In many ways, it is easier to archive mass sequencing data such as RNAseq, as that data is already digitized so you just have to keep the raw sequence files and an accurate record of anything you did to analyze it. There is no physical "stuff" to keep track of, such as dried gels or Westerns. Any script that needs to be written can be reported as supplementary information. I am not a computer geek, so I do use some GUI-driven analysis, but current versions of some analysis packages such as Geneious do a good job of recording every step of the analysis so it is always possible to retrace your steps precisely.
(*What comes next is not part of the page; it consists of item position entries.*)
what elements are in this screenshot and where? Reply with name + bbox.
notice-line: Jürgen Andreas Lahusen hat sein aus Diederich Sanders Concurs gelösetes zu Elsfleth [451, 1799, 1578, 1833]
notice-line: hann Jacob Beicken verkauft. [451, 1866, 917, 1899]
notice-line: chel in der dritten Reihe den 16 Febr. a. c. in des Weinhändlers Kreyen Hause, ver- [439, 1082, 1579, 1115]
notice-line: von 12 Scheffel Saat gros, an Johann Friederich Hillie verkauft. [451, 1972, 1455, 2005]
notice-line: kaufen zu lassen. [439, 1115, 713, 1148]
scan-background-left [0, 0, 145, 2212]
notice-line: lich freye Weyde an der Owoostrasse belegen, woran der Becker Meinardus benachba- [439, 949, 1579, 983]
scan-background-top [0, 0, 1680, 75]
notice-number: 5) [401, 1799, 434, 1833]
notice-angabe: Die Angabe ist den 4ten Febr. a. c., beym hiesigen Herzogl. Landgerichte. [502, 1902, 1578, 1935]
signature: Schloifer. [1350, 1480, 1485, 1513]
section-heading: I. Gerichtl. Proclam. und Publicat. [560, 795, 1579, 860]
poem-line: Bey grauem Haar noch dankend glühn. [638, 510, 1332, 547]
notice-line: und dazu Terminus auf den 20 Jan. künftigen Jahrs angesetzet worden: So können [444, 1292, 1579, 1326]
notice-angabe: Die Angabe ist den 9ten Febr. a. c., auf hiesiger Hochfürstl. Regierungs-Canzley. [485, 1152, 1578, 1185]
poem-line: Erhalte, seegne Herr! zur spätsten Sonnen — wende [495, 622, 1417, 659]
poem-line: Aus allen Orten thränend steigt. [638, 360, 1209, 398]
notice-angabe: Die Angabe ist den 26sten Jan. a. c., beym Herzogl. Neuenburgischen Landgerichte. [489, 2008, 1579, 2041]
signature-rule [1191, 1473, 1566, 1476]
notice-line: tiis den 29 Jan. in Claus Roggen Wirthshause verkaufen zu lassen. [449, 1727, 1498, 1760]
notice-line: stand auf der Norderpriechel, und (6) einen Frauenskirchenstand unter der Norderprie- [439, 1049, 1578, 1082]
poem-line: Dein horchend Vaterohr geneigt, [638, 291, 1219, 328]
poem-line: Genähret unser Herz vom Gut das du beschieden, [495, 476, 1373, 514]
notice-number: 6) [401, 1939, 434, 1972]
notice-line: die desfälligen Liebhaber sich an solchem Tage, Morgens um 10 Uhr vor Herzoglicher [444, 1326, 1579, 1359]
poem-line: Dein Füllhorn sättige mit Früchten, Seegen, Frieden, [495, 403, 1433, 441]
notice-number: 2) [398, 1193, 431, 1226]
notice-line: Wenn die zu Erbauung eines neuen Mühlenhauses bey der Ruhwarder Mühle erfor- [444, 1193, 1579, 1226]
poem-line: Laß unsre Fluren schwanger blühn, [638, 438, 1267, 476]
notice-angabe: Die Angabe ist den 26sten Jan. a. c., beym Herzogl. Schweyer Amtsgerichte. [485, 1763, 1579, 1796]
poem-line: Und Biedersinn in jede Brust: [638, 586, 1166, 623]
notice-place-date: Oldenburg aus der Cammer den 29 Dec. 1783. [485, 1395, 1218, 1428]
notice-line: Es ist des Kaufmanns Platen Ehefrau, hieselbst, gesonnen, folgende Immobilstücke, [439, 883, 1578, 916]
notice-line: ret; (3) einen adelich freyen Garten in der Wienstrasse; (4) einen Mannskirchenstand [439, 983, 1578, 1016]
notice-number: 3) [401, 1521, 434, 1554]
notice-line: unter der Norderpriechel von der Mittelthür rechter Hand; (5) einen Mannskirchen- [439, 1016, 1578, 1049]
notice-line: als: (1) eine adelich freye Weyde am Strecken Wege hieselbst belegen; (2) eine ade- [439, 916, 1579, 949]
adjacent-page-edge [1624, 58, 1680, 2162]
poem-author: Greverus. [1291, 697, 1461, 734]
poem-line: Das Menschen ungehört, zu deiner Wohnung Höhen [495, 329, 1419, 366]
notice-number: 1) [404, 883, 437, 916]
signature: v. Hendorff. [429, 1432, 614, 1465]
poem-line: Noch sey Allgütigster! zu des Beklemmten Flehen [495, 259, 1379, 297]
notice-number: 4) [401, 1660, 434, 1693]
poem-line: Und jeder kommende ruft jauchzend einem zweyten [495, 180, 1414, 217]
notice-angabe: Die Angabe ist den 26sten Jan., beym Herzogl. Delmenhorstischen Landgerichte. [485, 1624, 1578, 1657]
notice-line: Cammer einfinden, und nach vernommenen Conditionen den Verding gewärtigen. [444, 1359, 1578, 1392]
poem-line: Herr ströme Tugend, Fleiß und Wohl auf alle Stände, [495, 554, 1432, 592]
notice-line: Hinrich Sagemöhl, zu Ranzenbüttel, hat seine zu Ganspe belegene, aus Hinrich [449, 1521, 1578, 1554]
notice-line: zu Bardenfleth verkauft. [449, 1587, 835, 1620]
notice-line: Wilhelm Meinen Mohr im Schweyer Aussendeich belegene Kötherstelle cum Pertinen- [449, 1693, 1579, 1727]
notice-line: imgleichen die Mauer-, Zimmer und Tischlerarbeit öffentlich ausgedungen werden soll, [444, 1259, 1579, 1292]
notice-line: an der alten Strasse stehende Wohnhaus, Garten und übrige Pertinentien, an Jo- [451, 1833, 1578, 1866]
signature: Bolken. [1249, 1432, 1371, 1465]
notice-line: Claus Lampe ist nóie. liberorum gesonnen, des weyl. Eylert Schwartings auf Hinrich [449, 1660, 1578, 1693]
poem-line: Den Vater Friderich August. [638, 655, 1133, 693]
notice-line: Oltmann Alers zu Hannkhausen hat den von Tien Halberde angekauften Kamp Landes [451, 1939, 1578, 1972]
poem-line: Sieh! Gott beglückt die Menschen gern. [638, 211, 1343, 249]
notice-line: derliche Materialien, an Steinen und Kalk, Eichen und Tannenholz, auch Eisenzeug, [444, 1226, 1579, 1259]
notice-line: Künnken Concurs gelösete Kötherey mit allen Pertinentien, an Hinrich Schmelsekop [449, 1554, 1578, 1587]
Personally, I consider it most important to report the methods in enough detail that anyone (with the appropriate equipment) can repeat exactly what I did. Also I keep glycerol stocks of anything I clone/express, and provide those to anyone who asks, so they can re-sequence them or use them to express and bioassay recombinant protein and so verify my results.

Don



Thank you for the detailed explanation.

I'm used to working with data that are already in digital form. I forget that for some research, the raw data aren't digital. I've never had to develop a workflow for non-digital data. Clearly it would be more difficult than what I'm used to.

My tool of choice for data analysis is R, so reproducibility is very easy, assuming I have digital raw data. Since I strive to write neat, well commented code, it's usually just a matter of setting seeds (for random processes), saving the code (and data), perhaps integrating it into a Markdown document as appropriate.

A GUI-driven analysis tool that records steps sounds very useful. What is quite nightmarish is when someone cleans their data in Excel (or any other typical spreadsheet app) and takes no steps to document the process!